Early American literature struggled to find a unique voice in existing literary genre, and this tendency was reflected in novels. European styles were frequently imitated, but critics usually considered the imitations inferior. In the late 18th and early 19th centuries, the first American novels were published. These fictions were too lengthy to be printed for public reading. Publishers took a chance on these works in hopes they would become steady sellers and need to be reprinted. This scheme was ultimately successful because male and female literacy rates were increasing at the time.
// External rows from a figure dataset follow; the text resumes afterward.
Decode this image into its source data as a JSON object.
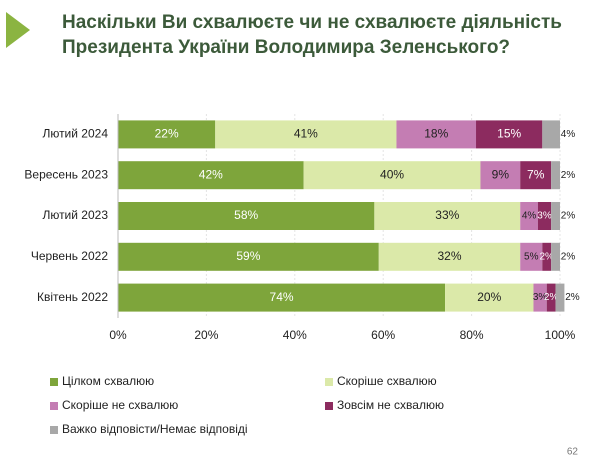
{
  "chart_data": {
    "type": "stacked-bar-horizontal",
    "title": [
      "Наскільки Ви схвалюєте чи не схвалюєте діяльність",
      "Президента України Володимира Зеленського?"
    ],
    "categories": [
      "Лютий 2024",
      "Вересень 2023",
      "Лютий 2023",
      "Червень 2022",
      "Квітень 2022"
    ],
    "series": [
      {
        "name": "Цілком схвалюю",
        "color": "#7ea53b",
        "values": [
          22,
          42,
          58,
          59,
          74
        ],
        "value_labels": [
          "22%",
          "42%",
          "58%",
          "59%",
          "74%"
        ]
      },
      {
        "name": "Скоріше схвалюю",
        "color": "#dbe9a9",
        "values": [
          41,
          40,
          33,
          32,
          20
        ],
        "value_labels": [
          "41%",
          "40%",
          "33%",
          "32%",
          "20%"
        ]
      },
      {
        "name": "Скоріше не схвалюю",
        "color": "#c47db3",
        "values": [
          18,
          9,
          4,
          5,
          3
        ],
        "value_labels": [
          "18%",
          "9%",
          "4%",
          "5%",
          "3%"
        ]
      },
      {
        "name": "Зовсім не схвалюю",
        "color": "#8c2b5f",
        "values": [
          15,
          7,
          3,
          2,
          2
        ],
        "value_labels": [
          "15%",
          "7%",
          "3%",
          "2%",
          "2%"
        ]
      },
      {
        "name": "Важко відповісти/Немає відповіді",
        "color": "#a8a8a8",
        "values": [
          4,
          2,
          2,
          2,
          2
        ],
        "value_labels": [
          "4%",
          "2%",
          "2%",
          "2%",
          "2%"
        ]
      }
    ],
    "xlim": [
      0,
      100
    ],
    "xticks": [
      {
        "value": 0,
        "label": "0%"
      },
      {
        "value": 20,
        "label": "20%"
      },
      {
        "value": 40,
        "label": "40%"
      },
      {
        "value": 60,
        "label": "60%"
      },
      {
        "value": 80,
        "label": "80%"
      },
      {
        "value": 100,
        "label": "100%"
      }
    ],
    "grid": true
  },
  "page_number": "62"
}
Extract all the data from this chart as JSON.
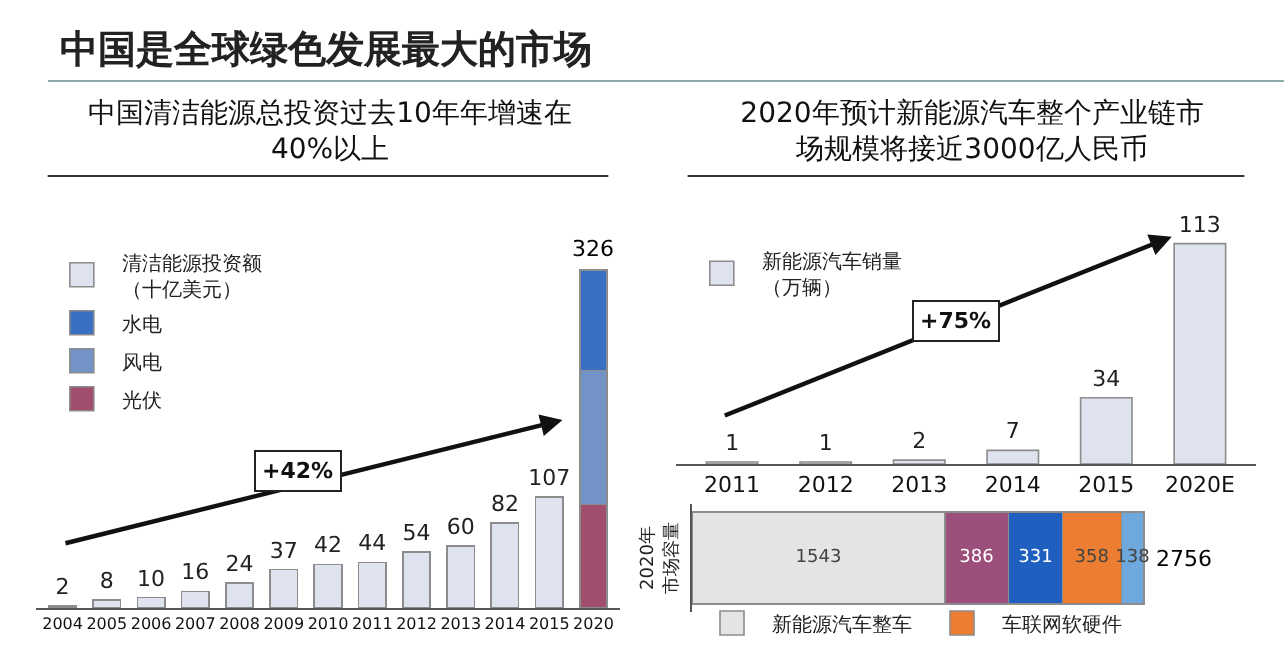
{
  "chart_data": [
    {
      "type": "bar",
      "title": "中国是全球绿色发展最大的市场",
      "subtitle": "中国清洁能源总投资过去10年年增速在40%以上",
      "annotations": [
        "+42%"
      ],
      "categories": [
        "2004",
        "2005",
        "2006",
        "2007",
        "2008",
        "2009",
        "2010",
        "2011",
        "2012",
        "2013",
        "2014",
        "2015",
        "2020"
      ],
      "stacked": true,
      "legend": "top left",
      "series": [
        {
          "name": "清洁能源投资额（十亿美元）",
          "color": "#dfe3ef",
          "values": [
            2,
            8,
            10,
            16,
            24,
            37,
            42,
            44,
            54,
            60,
            82,
            107,
            null
          ],
          "value_labels": [
            "2",
            "8",
            "10",
            "16",
            "24",
            "37",
            "42",
            "44",
            "54",
            "60",
            "82",
            "107",
            null
          ]
        },
        {
          "name": "光伏",
          "color": "#a04d6e",
          "values": [
            null,
            null,
            null,
            null,
            null,
            null,
            null,
            null,
            null,
            null,
            null,
            null,
            100
          ]
        },
        {
          "name": "风电",
          "color": "#7393c6",
          "values": [
            null,
            null,
            null,
            null,
            null,
            null,
            null,
            null,
            null,
            null,
            null,
            null,
            129
          ]
        },
        {
          "name": "水电",
          "color": "#3a6fc4",
          "values": [
            null,
            null,
            null,
            null,
            null,
            null,
            null,
            null,
            null,
            null,
            null,
            null,
            97
          ]
        }
      ],
      "totals": [
        null,
        null,
        null,
        null,
        null,
        null,
        null,
        null,
        null,
        null,
        null,
        null,
        "326"
      ]
    },
    {
      "type": "bar",
      "title": "2020年预计新能源汽车整个产业链市场规模将接近3000亿人民币",
      "annotations": [
        "+75%"
      ],
      "categories": [
        "2011",
        "2012",
        "2013",
        "2014",
        "2015",
        "2020E"
      ],
      "legend": "top left",
      "data_labels": true,
      "series": [
        {
          "name": "新能源汽车销量（万辆）",
          "color": "#dfe3ef",
          "values": [
            1,
            1,
            2,
            7,
            34,
            113
          ]
        }
      ]
    },
    {
      "type": "bar",
      "orientation": "horizontal",
      "stacked": true,
      "ylabel": "2020年市场容量",
      "categories": [
        null
      ],
      "data_labels": true,
      "legend": "bottom",
      "series": [
        {
          "name": "新能源汽车整车",
          "color": "#e4e4e4",
          "values": [
            1543
          ]
        },
        {
          "color": "#9b4f7a",
          "values": [
            386
          ]
        },
        {
          "color": "#1f5fbf",
          "values": [
            331
          ]
        },
        {
          "name": "车联网软硬件",
          "color": "#ed7d31",
          "values": [
            358
          ]
        },
        {
          "color": "#6fa8dc",
          "values": [
            138
          ]
        }
      ],
      "totals": [
        "2756"
      ]
    }
  ]
}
Among the first American novels are Thomas Attwood Digges's Adventures of Alonso, published in London in 1775 and William Hill Brown's The Power of Sympathy published in 1789. Brown's novel depicts a tragic love story between siblings who fell in love without knowing they were related. Also of note were important women writers such as Susanna Rowson who wrote Charlotte: A Tale of Truth(later re-issued as Charlotte Temple). Charlotte Temple is a seduction tale influenced by the novels of English writer Samuel Richardson, written in the third person, which warns against listening to the voice of love and counsels resistance. She also wrote nine novels, six theatrical works, two collections of poetry, six textbooks, and countless songs.[89] Reaching more than a million and a half readers over a century and a half, Charlotte Temple was the biggest seller of the 19th century before Stowe's Uncle Tom's Cabin. Another important writer was Hannah Webster Forster, who wrote the popular The Coquette: Or, the History of Eliza Wharton, published in 1797.The story about a woman who is seduced and later abandoned, The Coquette has been praised for its demonstration of the era's contradictory ideas of womanhood.[91] even as it has been criticized for delegitimizing protest against women's subordination. Other important early American writers include Charles Brockden Brown, William Gilmore Simms, Lydia Maria Child, and John Neal.